Deprived of the collective cheers and airborne popcorn of the big-screen experience, writer-director Zack Snyder's (Justice League, 300) shoot-'em-up will leave plenty hungrier than zombies for a return to cinemas. Although it doesn't reach the classic heights of George A Romero's original Dead trilogy, it is better than the genre godfather's later films. For their services to set-piece shenanigans, Snyder and co deserve to be honoured with a little Thriller dance around the living room during the closing credits.

Broadening his acting range while upping his kill tally as an action hero, Dave Bautista is Scott Ward - a former mercenary who puts his old crew back together for that mythical one last job. In the zombies' last remaining stomping ground of what was once Las Vegas, there's a vault waiting to be opened. And a nuke about to be dropped...

What follows is a too-much-ain't-enough mash-up of Kelly's Heroes, Escape from New York and Aliens, with plenty more nods and winks amidst the guns, gore and gags of a carcass-strewn 148 minutes. Whatever about stealing the loot, co-star Matthias Schweighöfer steals the show from leading man Bautista as the just-so safecracker Ludwig Dieter.

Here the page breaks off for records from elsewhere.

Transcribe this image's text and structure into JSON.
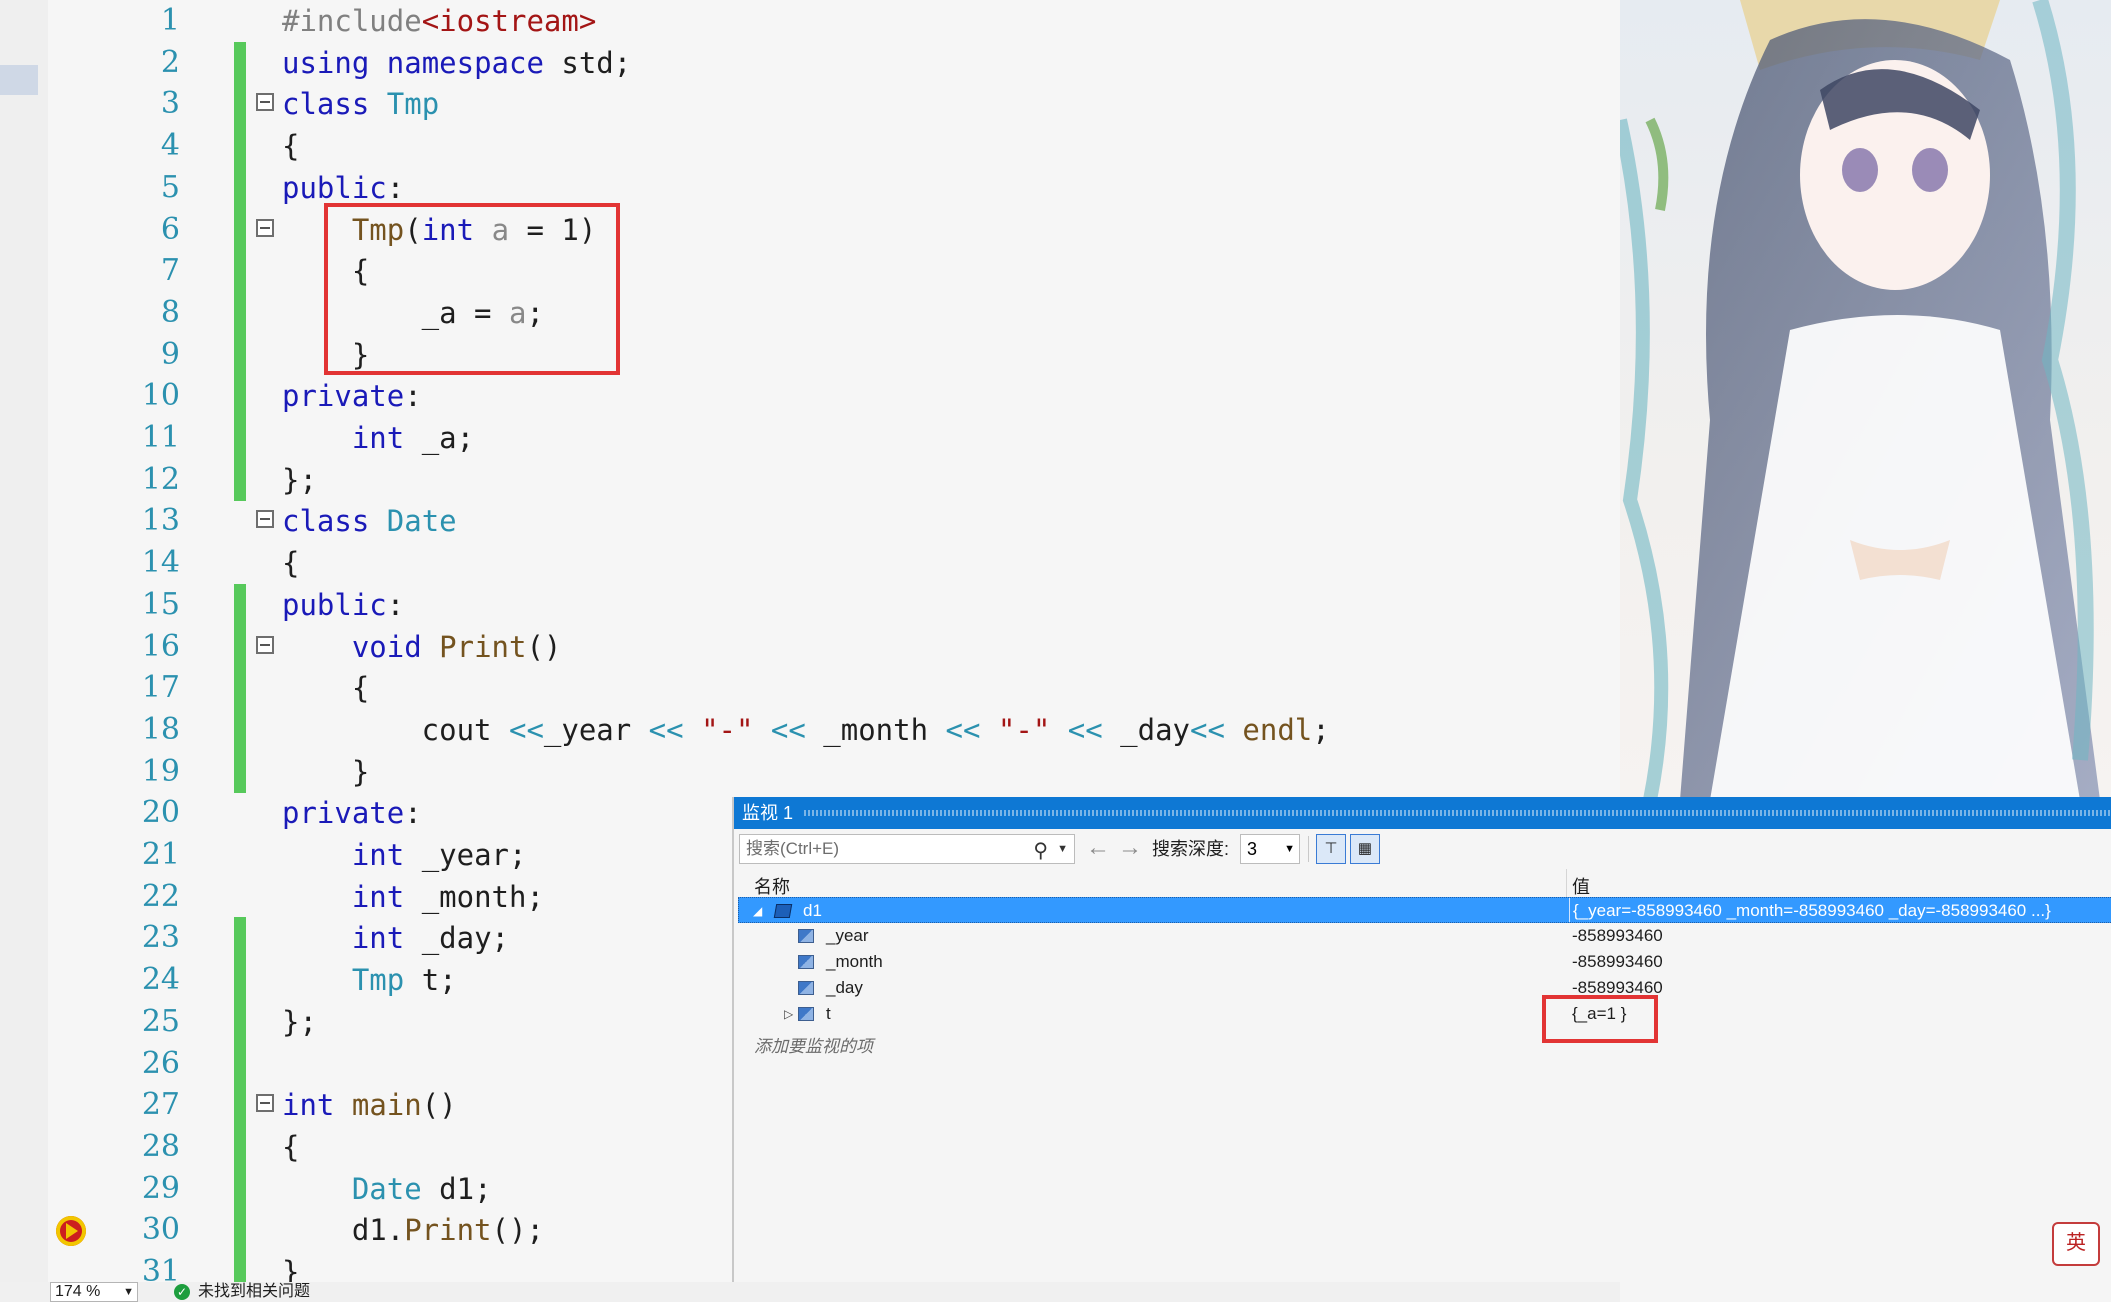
{
  "editor": {
    "lines": [
      {
        "n": "1",
        "html": "<span class=\"pp\">#include</span><span class=\"s\">&lt;iostream&gt;</span>"
      },
      {
        "n": "2",
        "html": "<span class=\"k\">using</span> <span class=\"k\">namespace</span> std;"
      },
      {
        "n": "3",
        "html": "<span class=\"k\">class</span> <span class=\"t\">Tmp</span>"
      },
      {
        "n": "4",
        "html": "{"
      },
      {
        "n": "5",
        "html": "<span class=\"k\">public</span>:"
      },
      {
        "n": "6",
        "html": "    <span class=\"f\">Tmp</span>(<span class=\"k\">int</span> <span class=\"p\">a</span> = 1)"
      },
      {
        "n": "7",
        "html": "    {"
      },
      {
        "n": "8",
        "html": "        _a = <span class=\"p\">a</span>;"
      },
      {
        "n": "9",
        "html": "    }"
      },
      {
        "n": "10",
        "html": "<span class=\"k\">private</span>:"
      },
      {
        "n": "11",
        "html": "    <span class=\"k\">int</span> _a;"
      },
      {
        "n": "12",
        "html": "};"
      },
      {
        "n": "13",
        "html": "<span class=\"k\">class</span> <span class=\"t\">Date</span>"
      },
      {
        "n": "14",
        "html": "{"
      },
      {
        "n": "15",
        "html": "<span class=\"k\">public</span>:"
      },
      {
        "n": "16",
        "html": "    <span class=\"k\">void</span> <span class=\"f\">Print</span>()"
      },
      {
        "n": "17",
        "html": "    {"
      },
      {
        "n": "18",
        "html": "        cout <span class=\"t\">&lt;&lt;</span>_year <span class=\"t\">&lt;&lt;</span> <span class=\"s\">\"-\"</span> <span class=\"t\">&lt;&lt;</span> _month <span class=\"t\">&lt;&lt;</span> <span class=\"s\">\"-\"</span> <span class=\"t\">&lt;&lt;</span> _day<span class=\"t\">&lt;&lt;</span> <span class=\"f\">endl</span>;"
      },
      {
        "n": "19",
        "html": "    }"
      },
      {
        "n": "20",
        "html": "<span class=\"k\">private</span>:"
      },
      {
        "n": "21",
        "html": "    <span class=\"k\">int</span> _year;"
      },
      {
        "n": "22",
        "html": "    <span class=\"k\">int</span> _month;"
      },
      {
        "n": "23",
        "html": "    <span class=\"k\">int</span> _day;"
      },
      {
        "n": "24",
        "html": "    <span class=\"t\">Tmp</span> t;"
      },
      {
        "n": "25",
        "html": "};"
      },
      {
        "n": "26",
        "html": ""
      },
      {
        "n": "27",
        "html": "<span class=\"k\">int</span> <span class=\"f\">main</span>()"
      },
      {
        "n": "28",
        "html": "{"
      },
      {
        "n": "29",
        "html": "    <span class=\"t\">Date</span> d1;"
      },
      {
        "n": "30",
        "html": "    d1.<span class=\"f\">Print</span>();"
      },
      {
        "n": "31",
        "html": "}"
      }
    ]
  },
  "status": {
    "zoom": "174 %",
    "issues": "未找到相关问题"
  },
  "watch": {
    "title": "监视 1",
    "search_placeholder": "搜索(Ctrl+E)",
    "depth_label": "搜索深度:",
    "depth_value": "3",
    "col_name": "名称",
    "col_value": "值",
    "rows": [
      {
        "name": "d1",
        "value": "{_year=-858993460 _month=-858993460 _day=-858993460 ...}"
      },
      {
        "name": "_year",
        "value": "-858993460"
      },
      {
        "name": "_month",
        "value": "-858993460"
      },
      {
        "name": "_day",
        "value": "-858993460"
      },
      {
        "name": "t",
        "value": "{_a=1 }"
      }
    ],
    "add_item": "添加要监视的项"
  },
  "ime": {
    "label": "英"
  },
  "colors": {
    "accent": "#0e78d4",
    "selection": "#3399ff",
    "change_bar": "#57c95b",
    "highlight": "#e23434"
  }
}
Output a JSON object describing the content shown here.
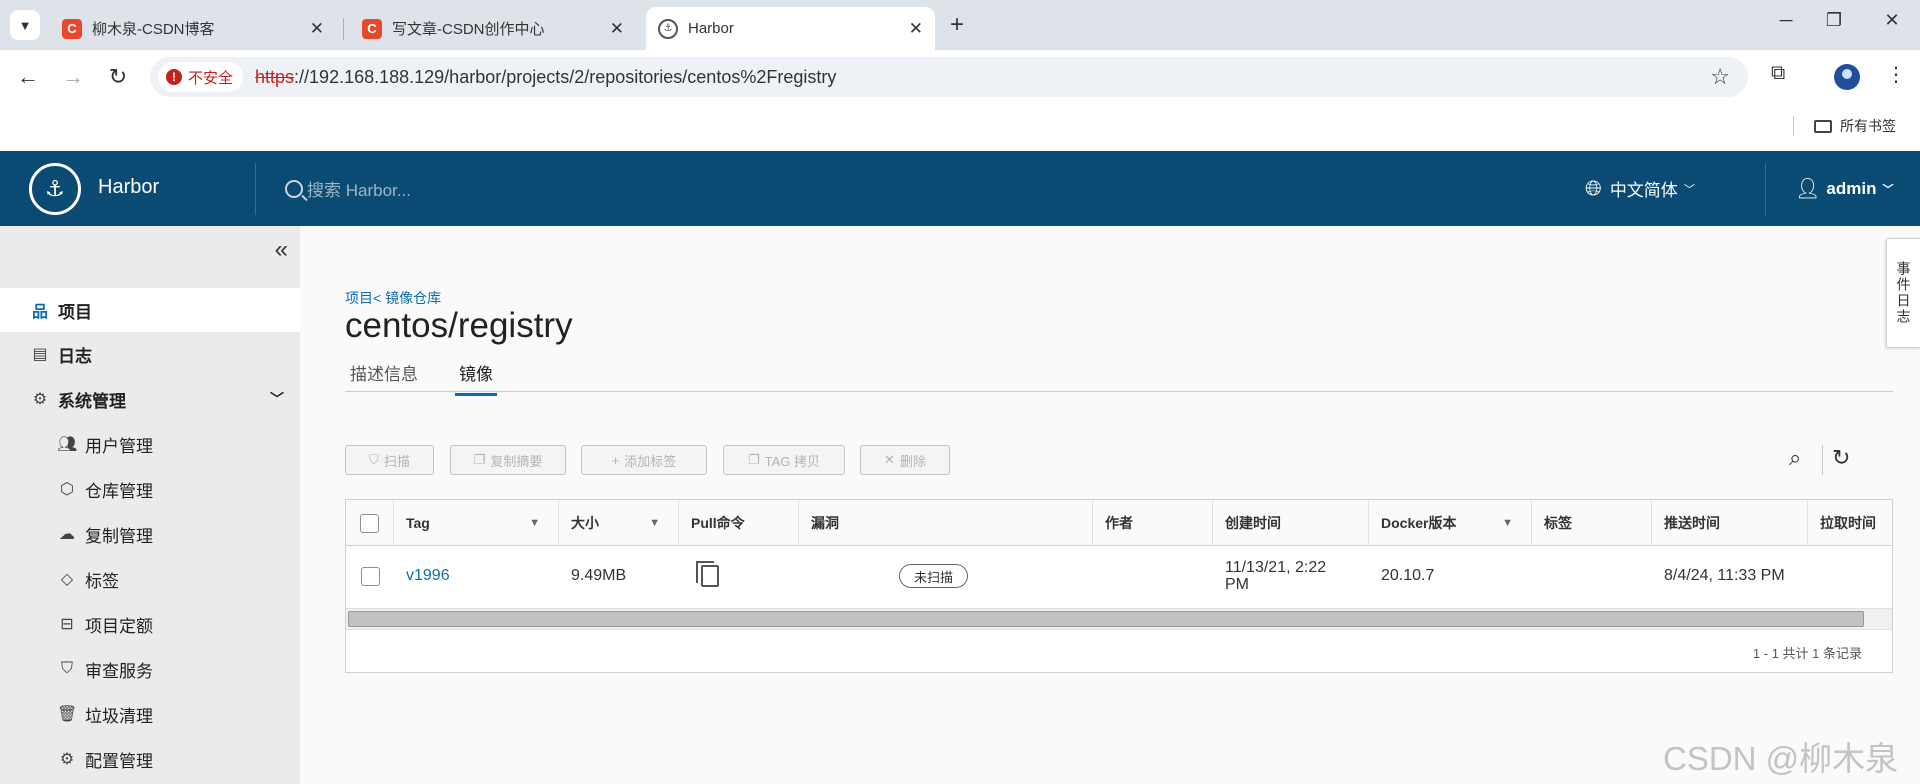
{
  "browser": {
    "tabs": [
      {
        "favicon": "C",
        "title": "柳木泉-CSDN博客",
        "close": "✕",
        "active": false
      },
      {
        "favicon": "C",
        "title": "写文章-CSDN创作中心",
        "close": "✕",
        "active": false
      },
      {
        "favicon": "harbor-logo-icon",
        "title": "Harbor",
        "close": "✕",
        "active": true
      }
    ],
    "new_tab": "+",
    "window_controls": {
      "minimize": "─",
      "restore": "❐",
      "close": "✕"
    },
    "security_label": "不安全",
    "url_scheme": "https",
    "url_rest": "://192.168.188.129/harbor/projects/2/repositories/centos%2Fregistry",
    "bookmarks_folder": "所有书签"
  },
  "harbor": {
    "app_name": "Harbor",
    "search_placeholder": "搜索 Harbor...",
    "language": "中文简体",
    "user": "admin"
  },
  "sidebar": {
    "items": [
      {
        "label": "项目",
        "icon": "projects-icon",
        "active": true
      },
      {
        "label": "日志",
        "icon": "logs-icon"
      },
      {
        "label": "系统管理",
        "icon": "admin-icon",
        "expandable": true
      },
      {
        "label": "用户管理",
        "icon": "users-icon"
      },
      {
        "label": "仓库管理",
        "icon": "registry-icon"
      },
      {
        "label": "复制管理",
        "icon": "replication-icon"
      },
      {
        "label": "标签",
        "icon": "tag-icon"
      },
      {
        "label": "项目定额",
        "icon": "quota-icon"
      },
      {
        "label": "审查服务",
        "icon": "shield-icon"
      },
      {
        "label": "垃圾清理",
        "icon": "trash-icon"
      },
      {
        "label": "配置管理",
        "icon": "gear-icon"
      }
    ]
  },
  "main": {
    "breadcrumb": "项目< 镜像仓库",
    "title": "centos/registry",
    "tabs": [
      {
        "label": "描述信息",
        "active": false
      },
      {
        "label": "镜像",
        "active": true
      }
    ],
    "actions": [
      {
        "label": "扫描",
        "icon": "shield-icon"
      },
      {
        "label": "复制摘要",
        "icon": "copy-icon"
      },
      {
        "label": "添加标签",
        "icon": "plus-icon"
      },
      {
        "label": "TAG 拷贝",
        "icon": "copy-icon"
      },
      {
        "label": "删除",
        "icon": "close-icon"
      }
    ],
    "table": {
      "columns": [
        "Tag",
        "大小",
        "Pull命令",
        "漏洞",
        "作者",
        "创建时间",
        "Docker版本",
        "标签",
        "推送时间",
        "拉取时间"
      ],
      "rows": [
        {
          "tag": "v1996",
          "size": "9.49MB",
          "pull_command": "copy-icon",
          "vulnerabilities": "未扫描",
          "author": "",
          "created": "11/13/21, 2:22 PM",
          "docker_version": "20.10.7",
          "labels": "",
          "pushed": "8/4/24, 11:33 PM",
          "pulled": ""
        }
      ],
      "footer": "1 - 1 共计 1 条记录"
    },
    "event_log": "事件日志"
  },
  "watermark": "CSDN @柳木泉",
  "colors": {
    "header_bg": "#0a4a73",
    "accent": "#0a6db1",
    "sidebar_bg": "#eaebec",
    "insecure": "#c5221f"
  }
}
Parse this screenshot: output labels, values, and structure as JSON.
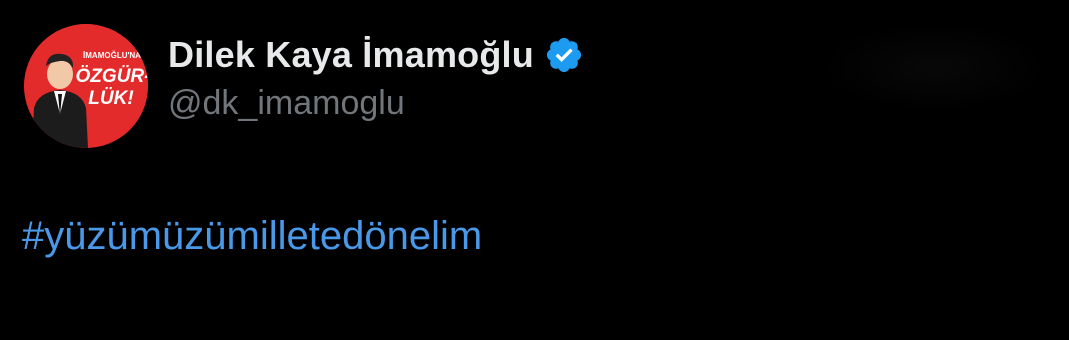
{
  "post": {
    "author": {
      "display_name": "Dilek Kaya İmamoğlu",
      "handle": "@dk_imamoglu",
      "verified": true,
      "avatar": {
        "icon": "profile-avatar-campaign-badge",
        "text_line1": "İMAMOĞLU'NA",
        "text_line2": "ÖZGÜR-",
        "text_line3": "LÜK!"
      }
    },
    "body": {
      "hashtag": "#yüzümüzümilletedönelim"
    }
  },
  "colors": {
    "background": "#000000",
    "name_text": "#e7e9ea",
    "handle_text": "#71767b",
    "hashtag_link": "#4a99e9",
    "verified_badge": "#1d9bf0",
    "avatar_background": "#e32b2b"
  }
}
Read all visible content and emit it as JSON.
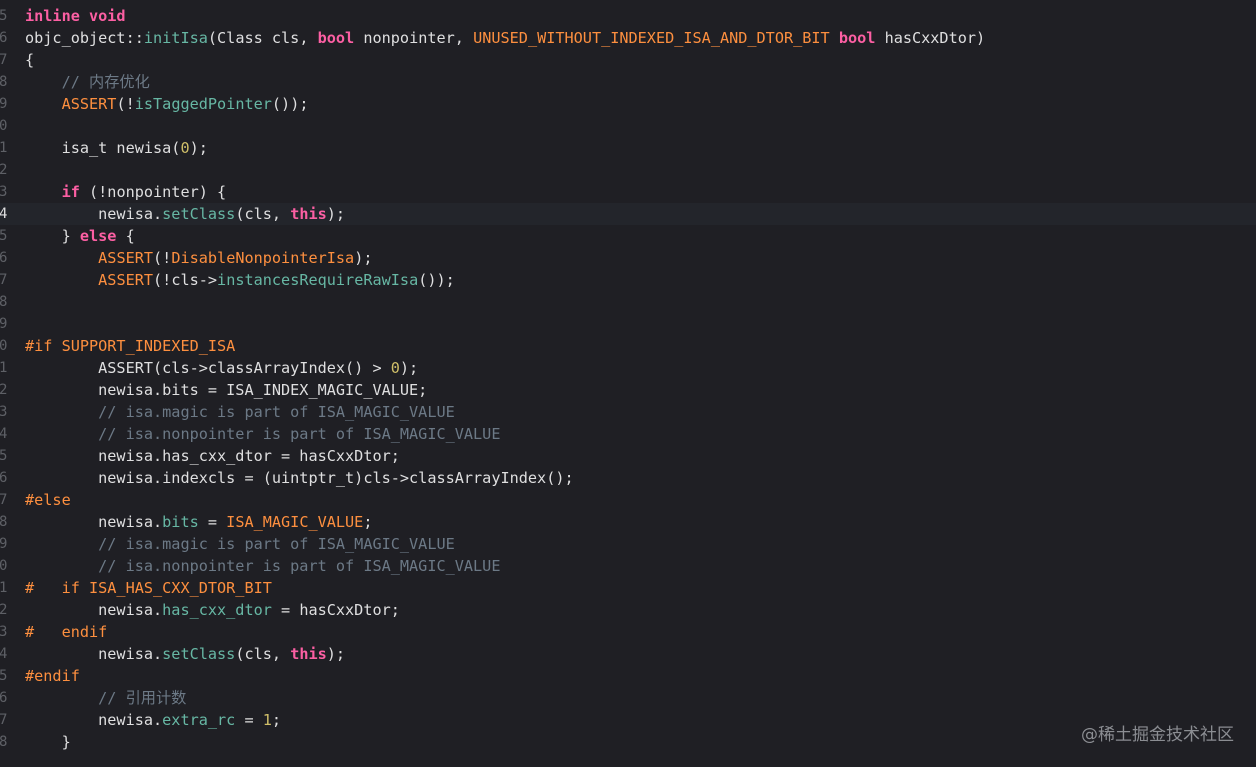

Snyder cut his teeth with his well-regarded 2004 remake of Romero's Dawn of the Dead; after all these years he still goes at it here with the enthusiasm of a fan for whom hard work, perserverance and luck paid off. As with his Dawn..., Army... has too many characters and fails to wring the maximum tension from the set-up, but it's great fun, works in WTF surprises and more than justifies the two prequels - a live-action movie and an animé-style series - that Snyder has in the postmortem pipeline.

To borrow from someone who knows something about these matters, he is running this monkey farm now, and it's exactly where you should be spending your time.
Army of the Dead is streaming on Netflix from today.